Una semana después de los devastadores terremotos que sacudieron Venezuela, el balance de víctimas sigue en aumento. Las autoridades confirmaron este miércoles que 2.295 personas murieron, 11.267 resultaron heridas y más de 40.000 continúan desaparecidas tras los sismos de magnitud 7,2 y 7,5 registrados el pasado 24 de junio.
Ante la magnitud de la tragedia, el Gobierno venezolano decretó siete días de duelo nacional y aseguró que la prioridad es asistir a los sobrevivientes y a las miles de familias que permanecen en refugios temporales.
Las esperanzas de encontrar sobrevivientes disminuyen
Con el paso de los días, los equipos de rescate reconocen que las posibilidades de hallar personas con vida bajo los escombros son cada vez menores.
Según informó el presidente de la Asamblea Nacional, Jorge Rodríguez, más de 4.000 rescatistas venezolanos lograron rescatar a 6.461 personas, mientras que cerca de 4.100 brigadistas internacionales continúan colaborando en las tareas de búsqueda y asistencia.
La plataforma Desaparecidos Terremoto Venezuela indicó que 40.271 personas siguen sin ser localizadas, mientras que 15.759 ya fueron encontradas de un total de 56.030 reportes.
Miles de evacuados y ayuda humanitaria
Las cifras oficiales señalan que 12.841 personas resultaron damnificadas, mientras que 26.403 reciben asistencia médica, psicológica y habitacional.

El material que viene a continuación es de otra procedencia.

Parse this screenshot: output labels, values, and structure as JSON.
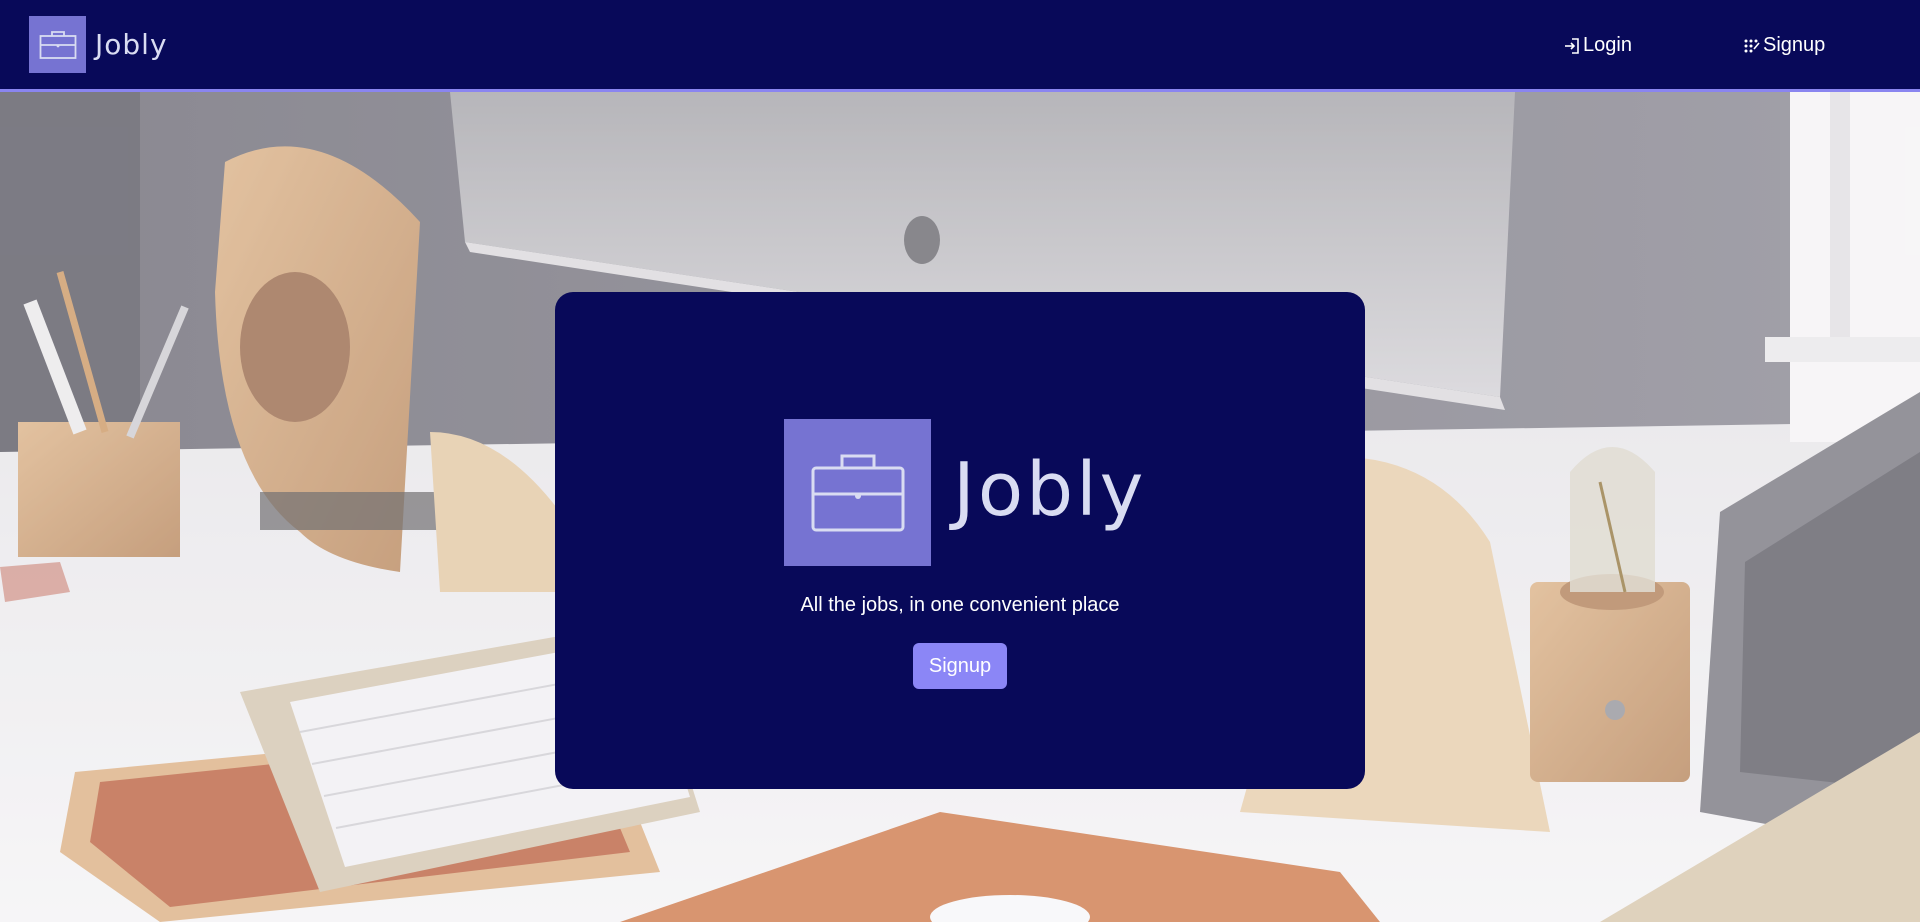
{
  "navbar": {
    "brand_name": "Jobly",
    "brand_icon": "briefcase-icon",
    "login_label": "Login",
    "login_icon": "login-arrow-icon",
    "signup_label": "Signup",
    "signup_icon": "dotted-grid-icon"
  },
  "hero": {
    "title": "Jobly",
    "logo_icon": "briefcase-icon",
    "tagline": "All the jobs, in one convenient place",
    "signup_button": "Signup"
  },
  "colors": {
    "navy": "#080959",
    "brand_purple": "#7673d2",
    "button_purple": "#8b86f6",
    "nav_border": "#8a85f0",
    "title_text": "#d9dcf2"
  },
  "background": {
    "scene": "workspace-desk-photo"
  }
}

Además, 81.589 familias fueron alcanzadas por distintos programas de ayuda.
Hasta el momento, el Gobierno informó la distribución de 8.893.000 kilos de alimentos y 27.714 bolsas de comida en las zonas más afectadas.
En cuanto a la atención sanitaria, 17.026 pacientes fueron asistidos, de los cuales 4.565 permanecen internados y 13.942 ya recibieron el alta médica.
Actualmente funcionan 25 campamentos temporales distribuidos entre los estados de La Guaira, Distrito Capital, Miranda, Carabobo y Yaracuy, mientras continúan las tareas para habilitar nuevos espacios para los evacuados.
La OMS alerta por el riesgo de enfermedades
La Organización Mundial de la Salud (OMS) advirtió sobre el riesgo de brotes de sarampión, malaria, fiebre amarilla y dengue, debido al colapso del sistema sanitario y a las precarias condiciones en las que permanecen miles de desplazados.
Además, el organismo señaló que al menos tres centros de salud sufrieron daños graves y otros seis funcionan parcialmente, lo que dificulta la atención médica en las zonas afectadas.
Por su parte, el Programa Mundial de Alimentos (PMA) solicitó 50 millones de dólares para brindar asistencia alimentaria de emergencia a unas 500.000 personas durante los próximos tres meses.
Duelo nacional y ayuda internacional
La presidenta encargada de Venezuela, Delcy Rodríguez, anunció siete días de duelo nacional en homenaje a las víctimas.
"Nuestra prioridad es proteger la vida de quienes sobrevivieron, de las familias que hoy se encuentran en campamentos transitorios y de quienes aún necesitan un lugar seguro", expresó.
En paralelo, el Gobierno habilitó un portal web para recibir donaciones internacionales, mientras que distintos países continúan enviando ayuda humanitaria.
España confirmó el envío de un hospital de campaña para reforzar la atención médica en la ciudad de Valencia, mientras que Estados Unidos incrementó su asistencia económica a más de 300 millones de dólares, destinados a alimentos, agua potable, atención sanitaria, refugios y logística.
Corrupción durante las tareas de rescate
En medio de la emergencia, las autoridades venezolanas informaron la detención de cuatro funcionarios del Cuerpo de Investigaciones Científicas, Penales y Criminalísticas (CICPC), acusados de intentar apropiarse de dinero hallado entre los escombros de un edificio derrumbado en el estado de La Guaira.
Según el Ministerio del Interior, los agentes fueron descubiertos mientras realizaban presuntos actos de corrupción durante las tareas de recuperación, un hecho que generó un fuerte repudio en medio de la tragedia que atraviesa el país.